Section 30 CIPAA provides as follows:
“(1) If a party against whom an adjudication decision was made fails to make payment of the adjudicated amount, the party who obtained the adjudication decision in his favour may make a written request for payment of the adjudicated amount direct from the principal of the party against whom the adjudication decision is made.
(2) Upon receipt of the written request under subsection (1), the principal shall serve a notice in writing on the party against whom the adjudication decision was made to show proof of payment and to state that direct payment would be made after the expiry of ten working days of the notice.
(3) In the absence of proof of payment requested under subsection (2), the principal shall pay the adjudicated amount to the party who obtained the adjudication decision in his favour.
(4) The principal may recover the amount paid under subsection (3) as a debt or set off the same from any money due or payable by the principal to the party against whom the adjudication decision was made.
(5) This section shall only be invoked if money is due or payable by the principal to the party against whom the adjudication decision was made at the time of the receipt of the request under subsection (1).”
If the losing party fails to make payment after a CIPAA decision, the winning party may request for payment from “the principal of” the losing party.
There is no mention in s.30 that this remedy is only available after the winning party obtains an enforcement order under s.28. Therefore, it would seem that the demand for direct payment can be made immediately without waiting for the CIPAA decision to be enforced as a High Court order.
However, the demand for direct payment can only be made to the principal of the losing party. In other words, the demand for direct payment may not be effective further up the chain of construction contracts. If there are multiple levels of sub-contracting, then the winning party in CIPAA can only claim against the direct principal of the losing party, i.e. one level removed.

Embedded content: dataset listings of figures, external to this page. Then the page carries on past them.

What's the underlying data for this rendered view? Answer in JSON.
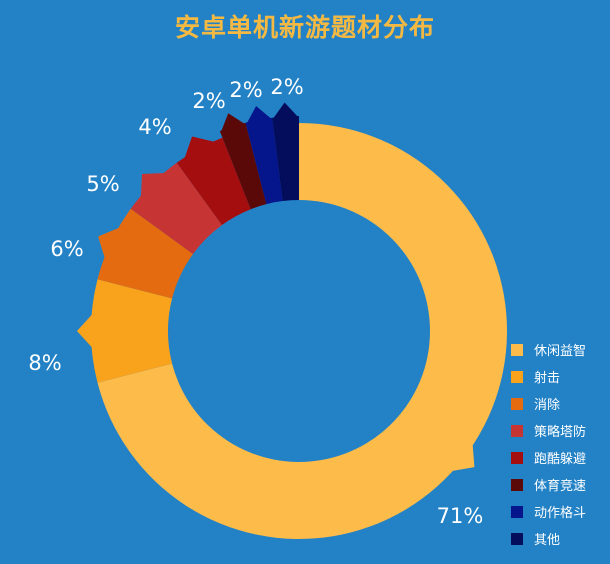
{
  "chart_data": {
    "type": "pie",
    "title": "安卓单机新游题材分布",
    "categories": [
      "休闲益智",
      "射击",
      "消除",
      "策略塔防",
      "跑酷躲避",
      "体育竞速",
      "动作格斗",
      "其他"
    ],
    "values": [
      71,
      8,
      6,
      5,
      4,
      2,
      2,
      2
    ],
    "labels": [
      "71%",
      "8%",
      "6%",
      "5%",
      "4%",
      "2%",
      "2%",
      "2%"
    ],
    "colors": [
      "#fdbb4a",
      "#f9a31d",
      "#e46b10",
      "#c73434",
      "#a50e0e",
      "#5b0808",
      "#05158c",
      "#030d5c"
    ],
    "legend_position": "right-bottom",
    "donut": true
  }
}
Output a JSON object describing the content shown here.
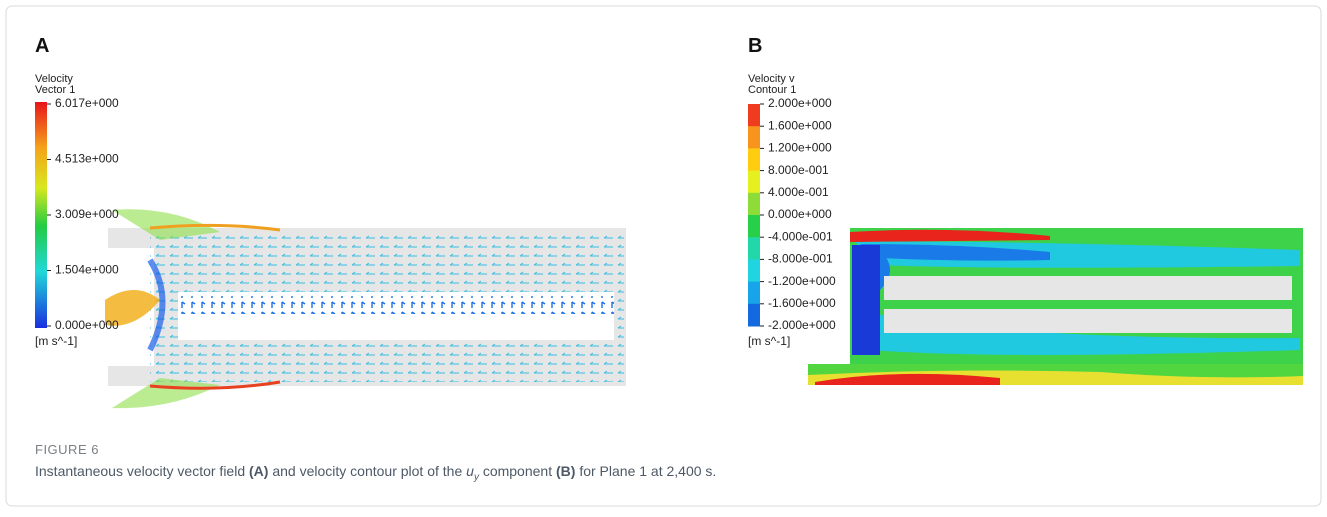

Upon receipt of the written request for direct payment, the principal of the losing party shall write to the losing party to show proof that the losing party had paid the adjudicated amount, otherwise direct payment will be made after 10 working days.
The principal does not seem to have any right to question the merits (or demerits) of the CIPAA decision. The amount owed by the principal to the losing party does not even have to be related to the amount claimed by the winning party.
As long as a notice is issued and there has been no payment made, then the principal “shall” issue a notice to the losing party and inform the losing party that it will make direct payment in 10 working days. The use of the word “shall” has always been interpreted to be mandatory in law.
If the losing party fails to show proof that payment was made pursuant to the CIPAA decision, then the principal “shall” make direct payment.
The losing party does not seem entitled to give reasons for non-payment. Neither is the principal entitled to consider any defences of the losing party (whether justified or otherwise). Once again, the use of the word “shall” indicates that it is compulsory.
Any monies paid by the principal to the winning party can be recovered from the losing party either as a debt or as a set-off from other monies owed to the losing party by the principal.
Most standard form contracts have a contractual procedure for set-off. However, if a set-off is carried out pursuant to s.30(4) CIPAA, the contractual procedures may not need to be complied with since it would be a lawful set-off under the law.
In order to be fair to the principal, s.30(5) provides that the principal does not need to comply with this section if there is no money owed by the principal to the losing party. Otherwise, it would be an unfair transference of risk from the sub-contractor (winning party) to the principal who has in fact paid all monies owed to the losing party in full.